New Year’s Eve at Kelling Heath was a grey, damp day - the temperature was relatively mild at 8 degrees. A walk over the heath and down to the fishing pond uncovered the following flora and fauna; European (or Common) Gorse in flower 
Liverwort along the path edges 
Velvet Shank fungi on Gorse stems 
Red Deer tracks 
A flock of Siskins and a few Redpolls 
Muntjac 
4 Coal tits 
A large flock (circa 15.) of Long Tailed Tits 
Alexanders growing by the woodland paths 

The same walk on January 25 was a different picture with temperatures during daylight hours hovering around -2. The Holiday Park was closed for its winter break and everywhere was quiet.

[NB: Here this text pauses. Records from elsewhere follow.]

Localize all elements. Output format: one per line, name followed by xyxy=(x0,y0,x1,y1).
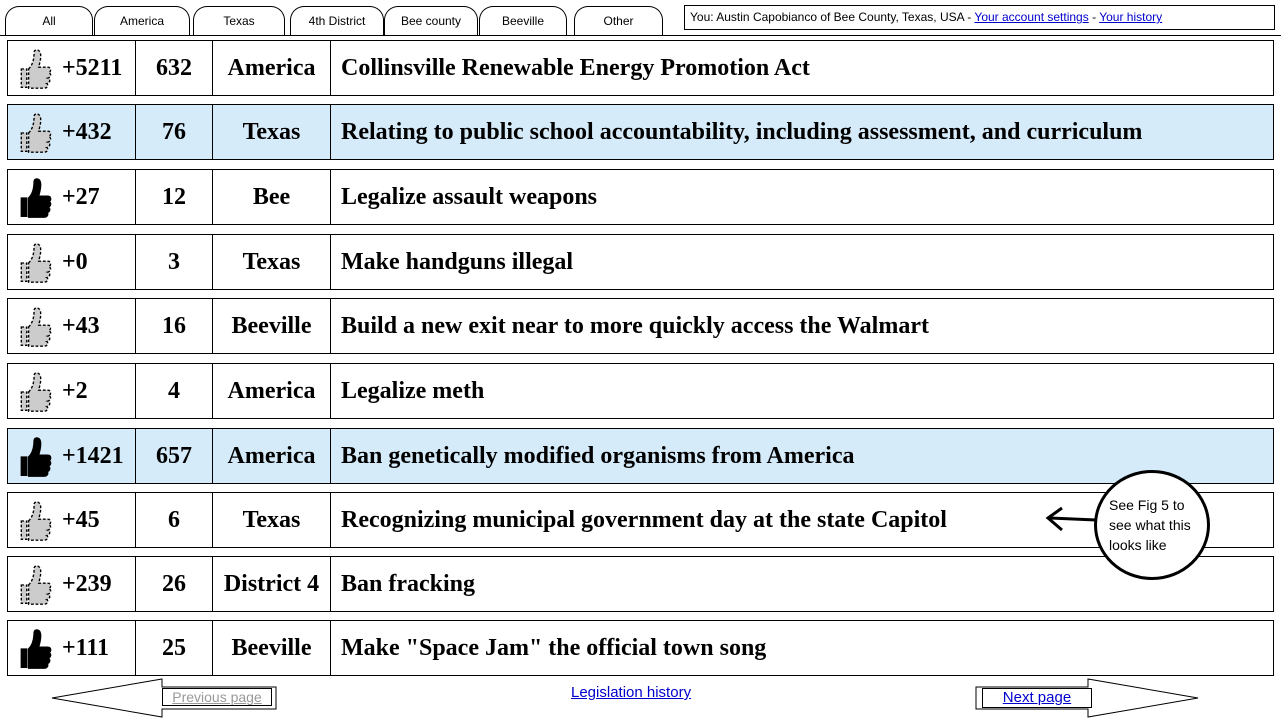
legislation-title[interactable]: Make handguns illegal xyxy=(331,235,1273,289)
account-separator: - xyxy=(1088,10,1100,24)
account-history-link[interactable]: Your history xyxy=(1099,10,1162,24)
tab-label: America xyxy=(119,14,164,28)
legislation-title[interactable]: Legalize assault weapons xyxy=(331,170,1273,224)
thumbs-up-icon[interactable] xyxy=(14,626,56,672)
thumbs-up-icon[interactable] xyxy=(14,240,56,286)
vote-count: 26 xyxy=(136,557,213,611)
table-row[interactable]: +111 25 Beeville Make "Space Jam" the offic… xyxy=(7,620,1274,676)
vote-count: 3 xyxy=(136,235,213,289)
account-bar: You: Austin Capobianco of Bee County, Te… xyxy=(684,5,1275,30)
region-label: Bee xyxy=(213,170,331,224)
table-row[interactable]: +432 76 Texas Relating to public school acc… xyxy=(7,104,1274,160)
region-label: America xyxy=(213,41,331,95)
region-label: America xyxy=(213,364,331,418)
vote-count: 25 xyxy=(136,621,213,675)
table-row[interactable]: +5211 632 America Collinsville Renewable En… xyxy=(7,40,1274,96)
region-label: District 4 xyxy=(213,557,331,611)
legislation-title[interactable]: Legalize meth xyxy=(331,364,1273,418)
tab-america[interactable]: America xyxy=(94,6,190,36)
vote-cell: +0 xyxy=(8,235,136,289)
tab-all[interactable]: All xyxy=(5,6,93,36)
vote-cell: +111 xyxy=(8,621,136,675)
vote-cell: +1421 xyxy=(8,429,136,483)
table-row[interactable]: +43 16 Beeville Build a new exit near to mo… xyxy=(7,298,1274,354)
vote-cell: +5211 xyxy=(8,41,136,95)
vote-count: 16 xyxy=(136,299,213,353)
vote-cell: +45 xyxy=(8,493,136,547)
thumbs-up-icon[interactable] xyxy=(14,304,56,350)
thumbs-up-icon[interactable] xyxy=(14,498,56,544)
region-label: Texas xyxy=(213,235,331,289)
tab-bar: All America Texas 4th District Bee count… xyxy=(0,0,1281,36)
region-label: America xyxy=(213,429,331,483)
vote-cell: +2 xyxy=(8,364,136,418)
thumbs-up-icon[interactable] xyxy=(14,110,56,156)
vote-score: +5211 xyxy=(62,54,123,81)
table-row[interactable]: +1421 657 America Ban genetically modified … xyxy=(7,428,1274,484)
vote-score: +0 xyxy=(62,248,88,275)
annotation-line: see what this xyxy=(1109,517,1191,533)
vote-cell: +43 xyxy=(8,299,136,353)
legislation-title[interactable]: Build a new exit near to more quickly ac… xyxy=(331,299,1273,353)
vote-score: +239 xyxy=(62,570,112,597)
next-page-link[interactable]: Next page xyxy=(982,688,1092,708)
vote-count: 12 xyxy=(136,170,213,224)
legislation-title[interactable]: Collinsville Renewable Energy Promotion … xyxy=(331,41,1273,95)
vote-score: +27 xyxy=(62,183,100,210)
thumbs-up-icon[interactable] xyxy=(14,434,56,480)
vote-cell: +432 xyxy=(8,105,136,159)
thumbs-up-icon[interactable] xyxy=(14,562,56,608)
vote-cell: +239 xyxy=(8,557,136,611)
vote-count: 6 xyxy=(136,493,213,547)
thumbs-up-icon[interactable] xyxy=(14,369,56,415)
account-settings-link[interactable]: Your account settings xyxy=(974,10,1088,24)
legislation-title[interactable]: Relating to public school accountability… xyxy=(331,105,1273,159)
vote-score: +111 xyxy=(62,634,110,661)
tab-beeville[interactable]: Beeville xyxy=(479,6,567,36)
tab-divider xyxy=(0,35,1281,36)
tab-label: Texas xyxy=(223,14,255,28)
thumbs-up-icon[interactable] xyxy=(14,46,56,92)
callout-arrow-icon xyxy=(1045,506,1097,532)
tab-label: All xyxy=(42,14,56,28)
table-row[interactable]: +27 12 Bee Legalize assault weapons xyxy=(7,169,1274,225)
account-user-text: You: Austin Capobianco of Bee County, Te… xyxy=(690,10,975,24)
tab-label: Other xyxy=(603,14,634,28)
vote-score: +1421 xyxy=(62,442,124,469)
tab-bee-county[interactable]: Bee county xyxy=(384,6,478,36)
vote-score: +432 xyxy=(62,118,112,145)
region-label: Texas xyxy=(213,493,331,547)
legislation-title[interactable]: Make "Space Jam" the official town song xyxy=(331,621,1273,675)
tab-label: 4th District xyxy=(308,14,366,28)
region-label: Beeville xyxy=(213,621,331,675)
thumbs-up-icon[interactable] xyxy=(14,175,56,221)
vote-cell: +27 xyxy=(8,170,136,224)
legislation-history-link[interactable]: Legislation history xyxy=(571,684,691,701)
vote-score: +43 xyxy=(62,312,100,339)
tab-other[interactable]: Other xyxy=(574,6,663,36)
tab-label: Bee county xyxy=(400,14,462,28)
table-row[interactable]: +2 4 America Legalize meth xyxy=(7,363,1274,419)
vote-count: 657 xyxy=(136,429,213,483)
tab-label: Beeville xyxy=(501,14,545,28)
vote-score: +45 xyxy=(62,506,100,533)
table-row[interactable]: +239 26 District 4 Ban fracking xyxy=(7,556,1274,612)
tab-4th-district[interactable]: 4th District xyxy=(290,6,384,36)
tab-texas[interactable]: Texas xyxy=(193,6,285,36)
vote-count: 4 xyxy=(136,364,213,418)
annotation-line: See Fig 5 to xyxy=(1109,497,1185,513)
region-label: Texas xyxy=(213,105,331,159)
region-label: Beeville xyxy=(213,299,331,353)
table-row[interactable]: +0 3 Texas Make handguns illegal xyxy=(7,234,1274,290)
vote-count: 76 xyxy=(136,105,213,159)
annotation-callout: See Fig 5 to see what this looks like xyxy=(1094,470,1210,580)
previous-page-link[interactable]: Previous page xyxy=(162,688,272,706)
vote-count: 632 xyxy=(136,41,213,95)
vote-score: +2 xyxy=(62,377,88,404)
annotation-line: looks like xyxy=(1109,537,1167,553)
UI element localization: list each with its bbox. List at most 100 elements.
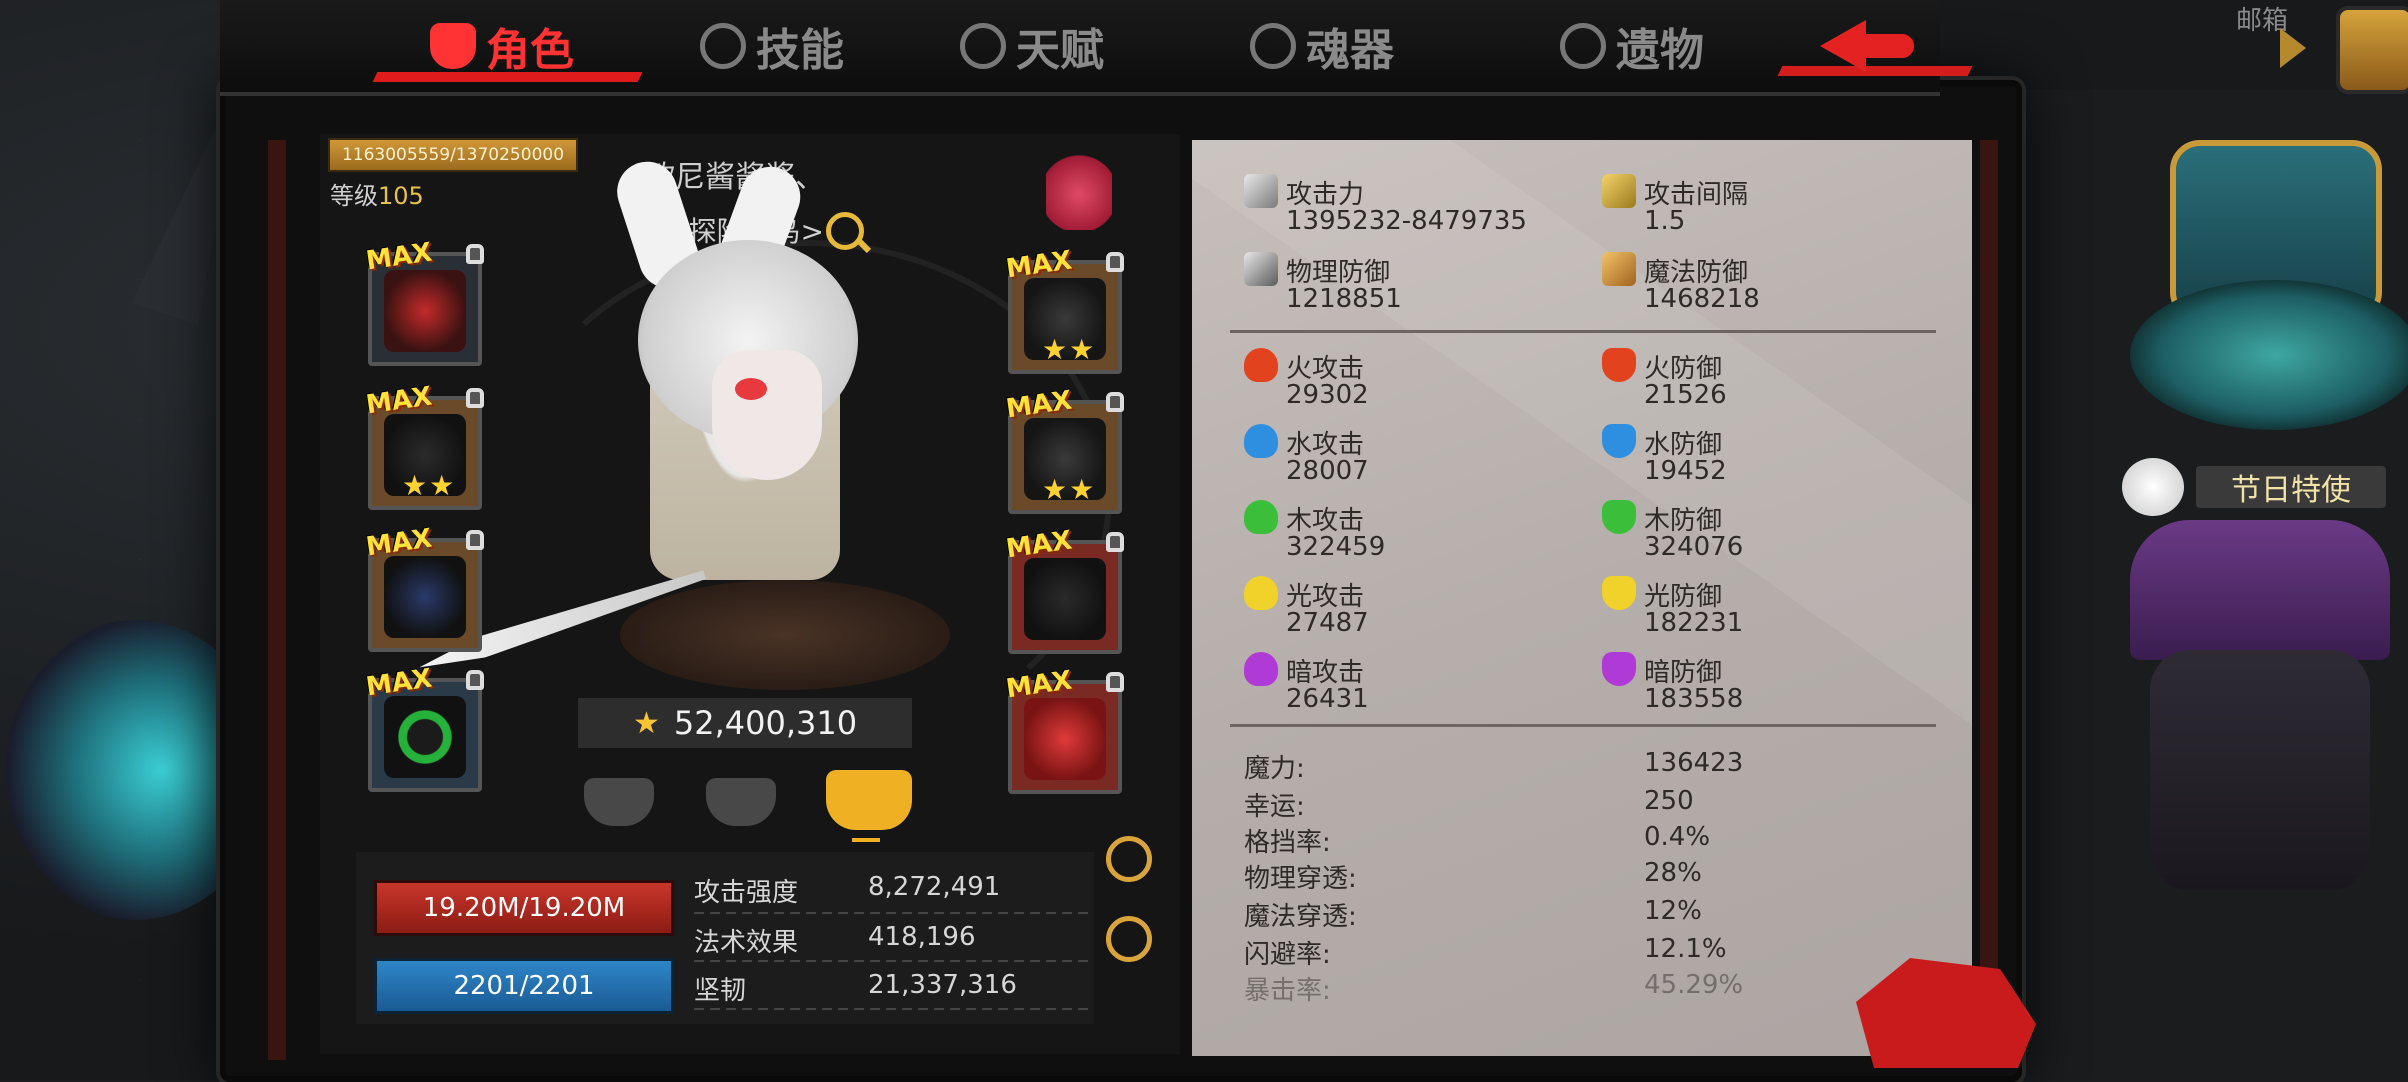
equip-slot-gauntlet[interactable]: MAX xyxy=(364,524,484,652)
separator xyxy=(1230,330,1936,333)
talent-icon xyxy=(960,23,1006,69)
frame-edge-right xyxy=(1980,140,1998,1060)
lock-icon xyxy=(1106,672,1124,692)
lock-icon xyxy=(1106,392,1124,412)
tab-relic[interactable]: 遗物 xyxy=(1560,10,1704,82)
lock-icon xyxy=(1106,532,1124,552)
sword-icon xyxy=(1244,174,1278,208)
back-arrow-icon xyxy=(1820,20,1866,72)
amulet-icon xyxy=(1024,698,1106,780)
boots-icon xyxy=(1024,558,1106,640)
gold-sword-icon xyxy=(1602,174,1636,208)
attack-power-value: 8,272,491 xyxy=(868,872,1001,902)
tab-skill[interactable]: 技能 xyxy=(700,10,844,82)
equip-slot-boots[interactable]: MAX xyxy=(1004,526,1124,654)
back-button[interactable] xyxy=(1790,14,1930,80)
light-attack-icon xyxy=(1244,576,1278,610)
luck-label: 幸运: xyxy=(1244,792,1305,822)
potion-icon[interactable] xyxy=(1046,140,1112,230)
magnifier-icon[interactable] xyxy=(826,212,864,250)
light-attack-value: 27487 xyxy=(1286,608,1369,638)
mail-chest-icon[interactable] xyxy=(2336,6,2408,94)
lock-icon xyxy=(466,388,484,408)
wood-attack-value: 322459 xyxy=(1286,532,1386,562)
tab-label: 魂器 xyxy=(1306,25,1394,76)
ring-icon xyxy=(384,696,466,778)
character-platform xyxy=(620,580,950,690)
teal-pedestal xyxy=(2130,280,2408,430)
tab-label: 技能 xyxy=(756,25,844,76)
mp-bar: 2201/2201 xyxy=(374,958,674,1014)
dodge-rate-label: 闪避率: xyxy=(1244,940,1331,970)
magic-penetration-label: 魔法穿透: xyxy=(1244,902,1357,932)
luck-value: 250 xyxy=(1644,786,1694,816)
flower-icon xyxy=(2122,458,2184,516)
wood-defense-value: 324076 xyxy=(1644,532,1744,562)
crit-rate-value: 45.29% xyxy=(1644,970,1744,1000)
toughness-value: 21,337,316 xyxy=(868,970,1017,1000)
spell-effect-label: 法术效果 xyxy=(694,928,799,958)
attack-value: 1395232-8479735 xyxy=(1286,206,1527,236)
combat-power: ★ 52,400,310 xyxy=(578,698,912,748)
armor-set-1-icon[interactable] xyxy=(584,778,654,826)
physical-defense-value: 1218851 xyxy=(1286,284,1402,314)
dark-attack-icon xyxy=(1244,652,1278,686)
mail-arrow-icon[interactable] xyxy=(2280,28,2306,68)
physical-penetration-value: 28% xyxy=(1644,858,1702,888)
attack-interval-value: 1.5 xyxy=(1644,206,1686,236)
tab-soul-vessel[interactable]: 魂器 xyxy=(1250,10,1394,82)
armor-tab-underline xyxy=(852,838,880,842)
level-display: 等级105 xyxy=(330,182,424,210)
spell-effect-value: 418,196 xyxy=(868,922,976,952)
magic-penetration-value: 12% xyxy=(1644,896,1702,926)
character-eye xyxy=(735,378,767,400)
alert-icon[interactable] xyxy=(1106,836,1152,882)
helmet-icon xyxy=(384,270,466,352)
tab-character[interactable]: 角色 xyxy=(430,10,574,82)
shield-sword-icon xyxy=(1244,252,1278,286)
character-icon xyxy=(430,23,476,69)
equip-slot-ring[interactable]: MAX xyxy=(364,664,484,792)
toughness-label: 坚韧 xyxy=(694,976,747,1006)
armor-set-2-icon[interactable] xyxy=(706,778,776,826)
exp-bar: 1163005559/1370250000 xyxy=(328,138,578,172)
equip-slot-shoulder[interactable]: MAX ★★ xyxy=(364,382,484,510)
equip-slot-legs[interactable]: MAX ★★ xyxy=(1004,386,1124,514)
lock-icon xyxy=(466,244,484,264)
divider xyxy=(694,1008,1094,1010)
wood-attack-icon xyxy=(1244,500,1278,534)
divider xyxy=(694,912,1094,914)
festival-envoy-label[interactable]: 节日特使 xyxy=(2196,466,2386,508)
crit-rate-label: 暴击率: xyxy=(1244,976,1331,1006)
tab-label: 天赋 xyxy=(1016,25,1104,76)
water-attack-icon xyxy=(1244,424,1278,458)
character-face xyxy=(712,350,822,480)
tab-label: 遗物 xyxy=(1616,25,1704,76)
equip-slot-amulet[interactable]: MAX xyxy=(1004,666,1124,794)
magic-staff-icon xyxy=(1602,252,1636,286)
relic-icon xyxy=(1560,23,1606,69)
lock-icon xyxy=(1106,252,1124,272)
equip-slot-helmet[interactable]: MAX xyxy=(364,238,484,366)
festival-envoy-npc[interactable] xyxy=(2150,650,2370,890)
water-defense-value: 19452 xyxy=(1644,456,1727,486)
atom-icon[interactable] xyxy=(1106,916,1152,962)
light-defense-icon xyxy=(1602,576,1636,610)
fire-defense-value: 21526 xyxy=(1644,380,1727,410)
festival-envoy-hat[interactable] xyxy=(2130,520,2390,660)
hp-bar: 19.20M/19.20M xyxy=(374,880,674,936)
fire-defense-icon xyxy=(1602,348,1636,382)
mana-value: 136423 xyxy=(1644,748,1744,778)
light-defense-value: 182231 xyxy=(1644,608,1744,638)
fire-attack-value: 29302 xyxy=(1286,380,1369,410)
tab-talent[interactable]: 天赋 xyxy=(960,10,1104,82)
dark-attack-value: 26431 xyxy=(1286,684,1369,714)
equip-slot-chest[interactable]: MAX ★★ xyxy=(1004,246,1124,374)
wood-defense-icon xyxy=(1602,500,1636,534)
star-icon: ★ xyxy=(632,705,660,741)
divider xyxy=(694,960,1094,962)
dodge-rate-value: 12.1% xyxy=(1644,934,1727,964)
armor-set-3-icon[interactable] xyxy=(826,770,912,830)
water-defense-icon xyxy=(1602,424,1636,458)
lock-icon xyxy=(466,670,484,690)
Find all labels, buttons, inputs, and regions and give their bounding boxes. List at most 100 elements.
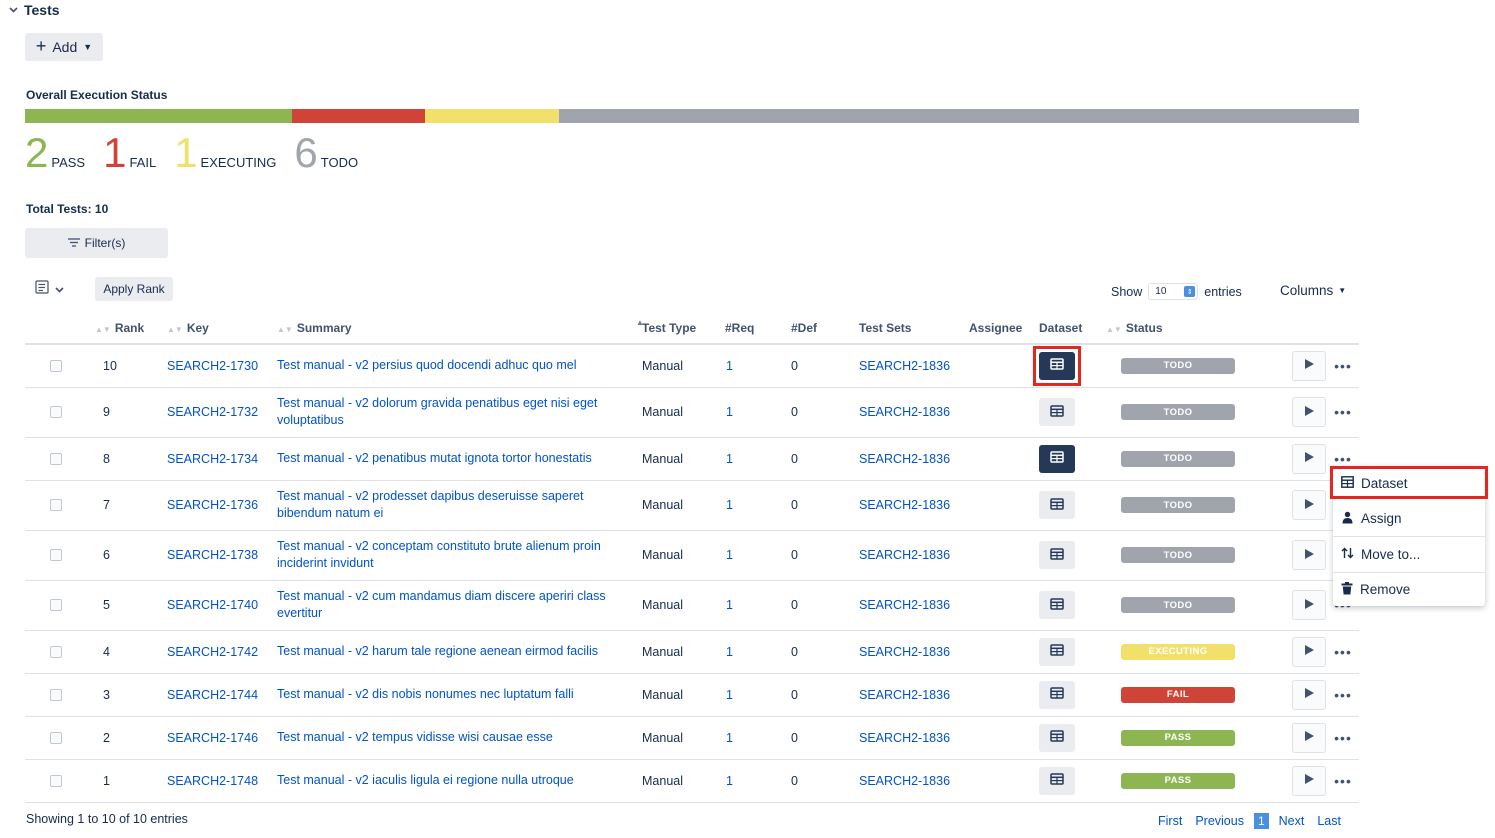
summary-link[interactable]: Test manual - v2 harum tale regione aene… (277, 644, 598, 658)
view-mode-dropdown[interactable] (35, 280, 64, 297)
req-count-link[interactable]: 1 (726, 731, 733, 745)
pagination-first[interactable]: First (1158, 814, 1182, 828)
pagination-next[interactable]: Next (1279, 814, 1305, 828)
test-set-link[interactable]: SEARCH2-1836 (859, 731, 950, 745)
def-cell: 0 (791, 673, 859, 717)
more-actions-icon[interactable]: ••• (1327, 773, 1359, 789)
header-summary[interactable]: ▲▼ Summary (277, 313, 642, 345)
summary-link[interactable]: Test manual - v2 prodesset dapibus deser… (277, 489, 583, 520)
req-count-link[interactable]: 1 (726, 688, 733, 702)
summary-link[interactable]: Test manual - v2 dis nobis nonumes nec l… (277, 687, 574, 701)
summary-link[interactable]: Test manual - v2 tempus vidisse wisi cau… (277, 730, 553, 744)
row-checkbox[interactable] (50, 688, 62, 701)
dataset-button[interactable] (1039, 541, 1075, 569)
req-count-link[interactable]: 1 (726, 645, 733, 659)
dataset-button[interactable] (1039, 723, 1075, 752)
row-checkbox[interactable] (50, 452, 62, 465)
page-size-select[interactable]: 10 ⇕ (1148, 283, 1199, 300)
pagination-page-1[interactable]: 1 (1253, 813, 1269, 829)
run-button[interactable] (1292, 679, 1326, 710)
menu-item-move-to[interactable]: Move to... (1333, 537, 1485, 572)
test-set-link[interactable]: SEARCH2-1836 (859, 405, 950, 419)
dataset-button[interactable] (1033, 345, 1081, 386)
run-button[interactable] (1292, 443, 1326, 474)
row-checkbox[interactable] (50, 645, 62, 658)
test-key-link[interactable]: SEARCH2-1740 (167, 598, 258, 612)
columns-dropdown[interactable]: Columns ▼ (1280, 283, 1346, 298)
apply-rank-button[interactable]: Apply Rank (95, 277, 173, 301)
test-key-link[interactable]: SEARCH2-1748 (167, 774, 258, 788)
run-button[interactable] (1292, 765, 1326, 796)
dataset-button[interactable] (1039, 591, 1075, 619)
dataset-button[interactable] (1039, 444, 1075, 473)
req-count-link[interactable]: 1 (726, 548, 733, 562)
row-checkbox[interactable] (50, 499, 62, 511)
header-status[interactable]: ▲▼ Status (1106, 313, 1289, 345)
req-count-link[interactable]: 1 (726, 774, 733, 788)
row-checkbox[interactable] (50, 599, 62, 611)
run-button[interactable] (1292, 590, 1326, 620)
run-button[interactable] (1292, 490, 1326, 520)
summary-link[interactable]: Test manual - v2 iaculis ligula ei regio… (277, 773, 574, 787)
filter-button[interactable]: Filter(s) (25, 228, 168, 258)
dataset-button[interactable] (1039, 491, 1075, 519)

The ground was covered in snow with a fierce wind blowing, the temperatures together with the biting wind brought wildlife nearer the site centre looking for food. There were many visible tracks and prints in the snow of Birds, Rabbit, Deer and a Fox. Ground level Flora was covered by snow, the Gorse was still visible and a welcome contrast against the white. Wildlife no longer camouflaged was easy to spot; 
Roe Deer x 3 
Muntjac 
Sparrowhawk 
Grey Squirrels 
Robin 
Blackbirds 
Great tits 
Pigeons 
Pheasant 
Jay 
Moorhen 
Winter walks over the heath are very different to those in warmer weather, but none the less of interest. The tracks and trails in the snow are evidence of how much wildlife the heath and woodland supports and how careful management of those habitats are essential to maintain a natural escape for all to enjoy.